We want variation in our regressor! We know that the SST of our regressor increases as the number of observations increases (recall the SST of x is \(\displaystyle \sum_{i=1}^n \left( x_i - \overline{X} \right)^2\)). Let’s create one-hundred samples where one sample has \(n_1 = 100\) observations and the second sample has \(n_2 = 1000\) observations. Then we’ll plot the sampling distribution of \(\widehat{\beta}_1\) for both scenarios.

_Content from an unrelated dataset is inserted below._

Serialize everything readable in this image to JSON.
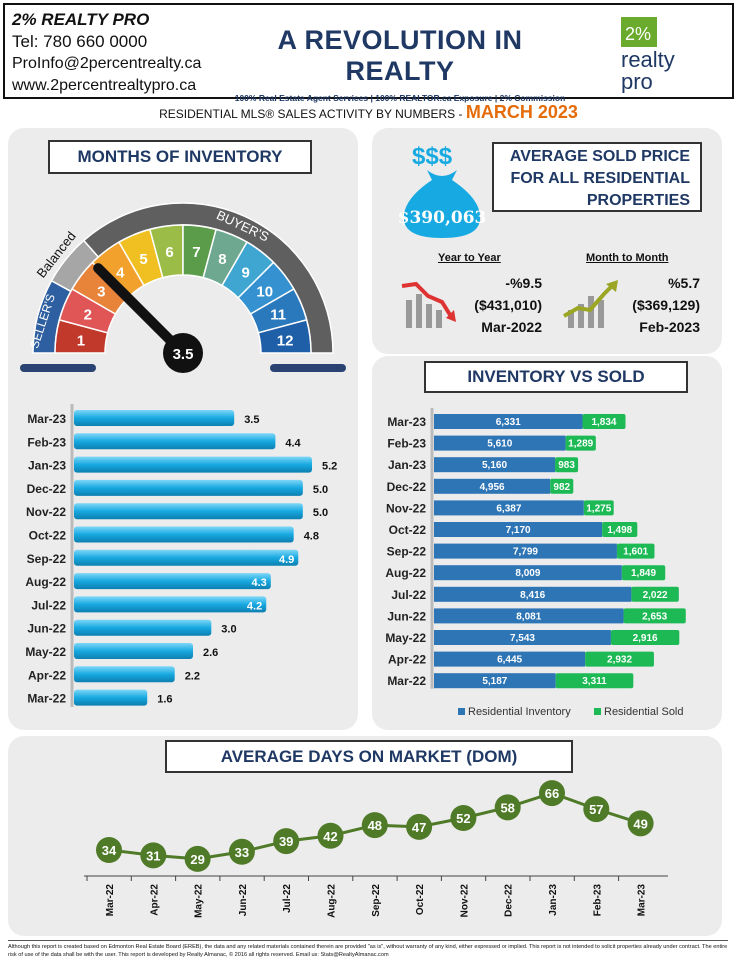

If regressor variance is truly a good thing, then that means our sampling distribution should be more tightly centered around the true parameter value we are estimating (under Assumptions 1-4) for sample fo size \(s_2\) relative to sample of size \(s_1\).

# Number of samples
s <- 100

# Number of data points to generate per sample
n_1 <- 100
n_2 <- 1000

# Create data tables with empty values to store the estimates of beta_hat_1
dt_estimates_1 <- data.table(beta_hat_1 = rep(NA, s), sample_size = rep(n_1, s))
dt_estimates_2 <- data.table(beta_hat_1 = rep(NA, s), sample_size = rep(n_2, s))

# Intercept term
beta_0 <- 1

# Slope term
beta_1 <- 2

# We want to create i = 1, 2, ..., s samples
for (i in 1:s)
{
  # Covariates
  x_1 <- rnorm(n_1, mean = 5, sd = 2)
  x_2 <- rnorm(n_2, mean = 5, sd = 2)
  
  # Error terms
  u_1 <- rnorm(n_1, mean = 0, sd = 2)
  u_2 <- rnorm(n_2, mean = 0, sd = 2)
  
  # Outcomes
  y_1 <- beta_0 + beta_1 * x_1 + u_1
  y_2 <- beta_0 + beta_1 * x_2 + u_2
  
  # Create data tables
  dt_1 <- data.table(x = x_1, y = y_1)
  dt_2 <- data.table(x = x_2, y = y_2)
  
  # Run regressions
  reg_1 <- lm(y ~ x, data = dt_1)
  reg_2 <- lm(y ~ x, data = dt_2)
  
  # Place the current slope estimate in dt_estimates_1 and dt_estimates_2
  dt_estimates_1$beta_hat_1[i] <- reg_1$coefficients["x"]
  dt_estimates_2$beta_hat_1[i] <- reg_2$coefficients["x"]
}

# Combine the two data tables for plotting
dt_combined <- rbind(dt_estimates_1, dt_estimates_2)
# Plot the density of the slope estimates for both sample sizes
ggplot(dt_combined, aes(x = beta_hat_1, fill = factor(sample_size))) +
  geom_density(alpha = 0.7) +
  geom_vline(xintercept = beta_1, color = color_1, linetype = "dashed", size = 1) +
  labs(title = expression(paste("Sampling Distribution of ", hat(beta)[1])),
       fill = "Sample Size") +
  scale_fill_manual(
    values = c("100" = "#9370DB", "1000" = "#FFA07A"),
    labels = c("100", "1000")
  ) +
  theme(
    panel.background = element_rect(fill = "black", color = "black"),
    plot.background = element_rect(fill = "black", color = "black"),
    panel.grid.major = element_line(color = "gray"),
    panel.grid.minor = element_line(color = "gray"),
    axis.text = element_text(color = color_1, size = 15),
    axis.title = element_text(color = color_2, size = 25),
    plot.title = element_text(hjust = 0.5, color = color_2, size = 30, face = "bold"),
    legend.background = element_rect(fill = "black"),
    legend.text = element_text(color = color_1, size = 15),
    legend.title = element_text(color = color_2, size = 20)
  ) +
  xlab(expression(hat(beta)[1])) +
  ylab("Density")

Indeed, for larger samples the sampling distribution of our estimator is more tightly centered around the true value (under Assumptions 1-4 needed for unbiasedness). This means that for larger values of \(n\) and, consquently, larger regressor variance, we are more certain about our estimates.